After a digitally-rendered hologram of Tupac Shakur appeared at this year's Coachella music festival in California, talks of other deceased artists being resurrected have come up here and there. This time, an Amy Winehouse hologram is in the center of these talks.
The late singer's father, Mitch, spoke to Britain's The Sun and expressed his desire to keep his daughter's music career alive for the fans. He said, "The most important thing to Amy was the music and I'm sure a lot of people would like to hear her sing again. It depends on what Amy's fans want as a way to keep her memory alive. If it's a book, an album or a hologram, then so be it."
Although he's open to the idea, the Winehouse patriarch personally does not want to witness it. "I can't watch Amy on TV or listen to her songs, it's really difficult," he explained.

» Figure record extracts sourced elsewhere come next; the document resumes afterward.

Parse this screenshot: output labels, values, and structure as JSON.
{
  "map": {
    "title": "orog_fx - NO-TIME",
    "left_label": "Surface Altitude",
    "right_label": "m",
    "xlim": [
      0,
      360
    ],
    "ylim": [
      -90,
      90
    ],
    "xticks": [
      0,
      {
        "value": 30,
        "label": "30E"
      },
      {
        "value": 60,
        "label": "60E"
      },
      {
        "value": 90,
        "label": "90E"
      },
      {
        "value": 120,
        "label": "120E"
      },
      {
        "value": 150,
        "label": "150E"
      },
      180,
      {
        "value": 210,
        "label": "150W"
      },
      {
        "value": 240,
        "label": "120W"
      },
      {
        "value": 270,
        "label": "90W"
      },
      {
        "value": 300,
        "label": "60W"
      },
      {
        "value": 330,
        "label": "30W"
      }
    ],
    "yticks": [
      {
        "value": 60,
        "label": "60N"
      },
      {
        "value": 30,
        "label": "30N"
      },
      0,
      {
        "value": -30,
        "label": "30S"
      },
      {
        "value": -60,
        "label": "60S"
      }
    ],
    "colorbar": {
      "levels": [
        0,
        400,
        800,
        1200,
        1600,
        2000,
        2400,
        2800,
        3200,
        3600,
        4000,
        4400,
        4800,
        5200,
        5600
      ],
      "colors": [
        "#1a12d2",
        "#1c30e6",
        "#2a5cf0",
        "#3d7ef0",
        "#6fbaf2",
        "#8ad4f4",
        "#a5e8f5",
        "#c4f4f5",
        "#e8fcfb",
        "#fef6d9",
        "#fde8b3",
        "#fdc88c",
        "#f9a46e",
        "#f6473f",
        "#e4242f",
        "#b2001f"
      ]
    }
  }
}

Following the singer's sudden death at 27 years old, her family has set up a charitable trust named The Amy Winehouse Foundation. The foundation aims to help "young people, especially those who are in need by reason of ill health, disability, financial disadvantage or addiction." The organization is planning a show to honor the late star but it is unknown if the hologram will be featured in it.
A posthumous album from the singer titled "Lioness: Hidden Treasures" was also released last December and debuted at No. 5 on the Billboard 200. The proceeds from the album were used to aid the said foundation.